Development involves a change of behavior in the individual, an adaptation to the environment. Mechanistic theory makes a comparison between man and machine (but not reactive power initiative). Cognitive theory states that the individual develops. Psychoanalytic theory (Freud) says that development occurs between natural impulses and societal restrictions. Humanistic theory (Maslow) states there are a number of needs expressed by man, who attends in a hierarchy according to their basic needs, moving from level to level (physiological, security, belonging and love, esteem, and self-actualization).

The psychobiology of motor skills (Wallon) says it is the basis for developing mental processes; without motor skills, higher mental processes would not develop correctly. The maturist view of Gesell is similar to the previous one.

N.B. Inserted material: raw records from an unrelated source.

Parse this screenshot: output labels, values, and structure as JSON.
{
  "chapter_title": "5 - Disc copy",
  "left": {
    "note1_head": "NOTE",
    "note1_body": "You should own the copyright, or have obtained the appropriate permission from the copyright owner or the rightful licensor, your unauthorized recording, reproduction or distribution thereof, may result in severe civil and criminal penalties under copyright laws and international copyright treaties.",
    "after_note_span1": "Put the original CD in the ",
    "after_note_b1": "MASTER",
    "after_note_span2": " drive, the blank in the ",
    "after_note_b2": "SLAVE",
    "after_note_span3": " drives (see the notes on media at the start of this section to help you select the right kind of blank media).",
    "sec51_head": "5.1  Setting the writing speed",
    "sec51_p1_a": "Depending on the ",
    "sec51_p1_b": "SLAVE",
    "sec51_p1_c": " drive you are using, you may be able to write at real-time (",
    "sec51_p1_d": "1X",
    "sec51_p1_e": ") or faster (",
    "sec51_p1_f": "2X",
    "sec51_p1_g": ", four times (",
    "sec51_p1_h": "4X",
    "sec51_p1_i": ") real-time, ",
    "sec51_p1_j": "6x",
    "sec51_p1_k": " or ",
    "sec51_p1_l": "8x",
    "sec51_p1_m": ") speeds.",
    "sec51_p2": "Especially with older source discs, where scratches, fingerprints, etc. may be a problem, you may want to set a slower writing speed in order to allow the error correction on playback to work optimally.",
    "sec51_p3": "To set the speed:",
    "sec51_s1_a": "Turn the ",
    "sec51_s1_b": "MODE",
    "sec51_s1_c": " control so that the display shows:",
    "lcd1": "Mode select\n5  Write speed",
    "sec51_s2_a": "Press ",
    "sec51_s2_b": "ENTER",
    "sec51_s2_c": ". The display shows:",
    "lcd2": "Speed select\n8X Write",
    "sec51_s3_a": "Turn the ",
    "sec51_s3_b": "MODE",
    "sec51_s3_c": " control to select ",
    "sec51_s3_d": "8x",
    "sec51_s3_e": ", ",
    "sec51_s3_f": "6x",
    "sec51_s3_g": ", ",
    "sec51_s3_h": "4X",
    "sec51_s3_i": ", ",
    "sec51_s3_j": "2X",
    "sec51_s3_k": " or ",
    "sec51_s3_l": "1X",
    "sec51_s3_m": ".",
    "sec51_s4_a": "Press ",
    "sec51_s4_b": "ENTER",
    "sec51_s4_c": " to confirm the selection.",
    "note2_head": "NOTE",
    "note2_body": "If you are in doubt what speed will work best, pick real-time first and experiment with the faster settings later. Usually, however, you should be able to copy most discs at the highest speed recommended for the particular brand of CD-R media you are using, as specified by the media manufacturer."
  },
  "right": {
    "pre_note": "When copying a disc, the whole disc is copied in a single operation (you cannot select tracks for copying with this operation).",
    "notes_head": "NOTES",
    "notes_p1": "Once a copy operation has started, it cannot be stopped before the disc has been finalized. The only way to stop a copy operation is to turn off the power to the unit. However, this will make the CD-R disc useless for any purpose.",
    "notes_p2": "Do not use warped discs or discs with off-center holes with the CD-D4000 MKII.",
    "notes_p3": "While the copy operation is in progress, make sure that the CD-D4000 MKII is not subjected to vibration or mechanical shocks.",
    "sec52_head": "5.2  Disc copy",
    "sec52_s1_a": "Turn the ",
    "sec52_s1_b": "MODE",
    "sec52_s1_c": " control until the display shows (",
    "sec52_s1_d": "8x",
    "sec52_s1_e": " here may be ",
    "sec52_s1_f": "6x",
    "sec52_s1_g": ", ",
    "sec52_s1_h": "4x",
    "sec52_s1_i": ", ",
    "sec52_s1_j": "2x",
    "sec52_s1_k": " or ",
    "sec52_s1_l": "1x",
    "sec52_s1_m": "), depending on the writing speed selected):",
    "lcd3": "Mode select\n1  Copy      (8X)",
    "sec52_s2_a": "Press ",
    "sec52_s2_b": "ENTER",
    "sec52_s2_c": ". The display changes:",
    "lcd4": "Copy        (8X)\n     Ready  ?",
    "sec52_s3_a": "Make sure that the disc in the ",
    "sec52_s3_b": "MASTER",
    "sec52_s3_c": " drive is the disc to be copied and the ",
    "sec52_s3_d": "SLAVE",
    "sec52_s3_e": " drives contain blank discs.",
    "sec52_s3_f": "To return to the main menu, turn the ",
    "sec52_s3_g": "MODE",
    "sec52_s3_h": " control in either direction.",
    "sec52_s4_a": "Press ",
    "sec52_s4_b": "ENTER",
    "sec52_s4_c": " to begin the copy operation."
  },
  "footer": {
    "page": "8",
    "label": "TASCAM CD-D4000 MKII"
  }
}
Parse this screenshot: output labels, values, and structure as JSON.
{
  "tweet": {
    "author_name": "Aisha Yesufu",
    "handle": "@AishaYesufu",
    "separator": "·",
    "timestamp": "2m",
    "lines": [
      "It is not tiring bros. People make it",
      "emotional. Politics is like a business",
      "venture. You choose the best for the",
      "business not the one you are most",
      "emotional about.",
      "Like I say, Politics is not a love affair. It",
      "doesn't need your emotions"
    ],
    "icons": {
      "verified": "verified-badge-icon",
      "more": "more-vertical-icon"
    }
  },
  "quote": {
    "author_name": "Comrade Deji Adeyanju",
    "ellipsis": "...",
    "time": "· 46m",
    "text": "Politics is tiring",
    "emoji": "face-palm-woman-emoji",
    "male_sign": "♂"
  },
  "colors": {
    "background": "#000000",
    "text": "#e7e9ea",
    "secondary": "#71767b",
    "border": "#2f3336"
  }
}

Current Trends in Motor Development

It used to be said that the more a skill is repeated, the better the learning, but today, interference is said to work best; this causes contextual interference.

Child Development Process

It is always from simple to complex, from general to specific, based on the cephalocaudal and proximodistal laws.

Phases:

  • Egg Formation: Zygote.
  • Prenatal Stage: From egg to birth.
  • Early Childhood (0-3 years): Adjustment of basic functions of our organs and motor skills.
  • Second Childhood (3-6 years): Improvement of basic functions; primary reflexes are lost, and voluntary motor skills develop.
  • Childhood (6-12 years): The final stage; the nervous system is completely developed.
  • Adolescence (12-18 years): Ups and downs; individuals become more awkward, and psychologically, they are in their own world. There are significant differences between boys and girls.
  • Early Adulthood (18-35 years): Decisions are made about the future.
  • Middle Adulthood (35-65 years): The end of the productive stage.
  • Late Adulthood (Old Age): Physical and intellectual decline.

Stereotypes and Tics in Children

These are spontaneous behaviors and are often repetitive. Stamback divided them into groups:

  • Repetitive, Stereotyped Mouth Movements: Associated with suction.
  • Examination Related to Body: Rubbing the nose, ear, etc.
  • Rhythmic Movements: Rocking from side to side, back and forth.
  • Auto-aggressive Movements.

Voluntary Movements

Gross Motor Skills:

  • Balance: Dynamic balance is more complicated than static balance.
  • Running: Begins around 18 months as walking more quickly, but without lifting off the ground.
  • Climbing: Climbing a ladder by crawling begins around 12 months; climbing stairs starts one year later, and descending them at 3 years.
  • Jumping: Starts around 2 and a half years, but the jump is a big step; at 3 years, jumping is promoted, and at 5 years, jumping on one leg.
  • Kicking: Begins at 2 years, but without precision and balance; at 5-6 years, the movement is perfected.
  • Throwing: Happens by chance after dropping some object; practice throwing from different positions is needed.
  • Reception: Very complicated; effectiveness depends on reaction and execution time.
  • Catching: Complicated; requires oculo-mental coordination.
  • Hitting: Very complicated; highly developed senses are needed, as well as spatial perception, space-time relation, and limb coordination.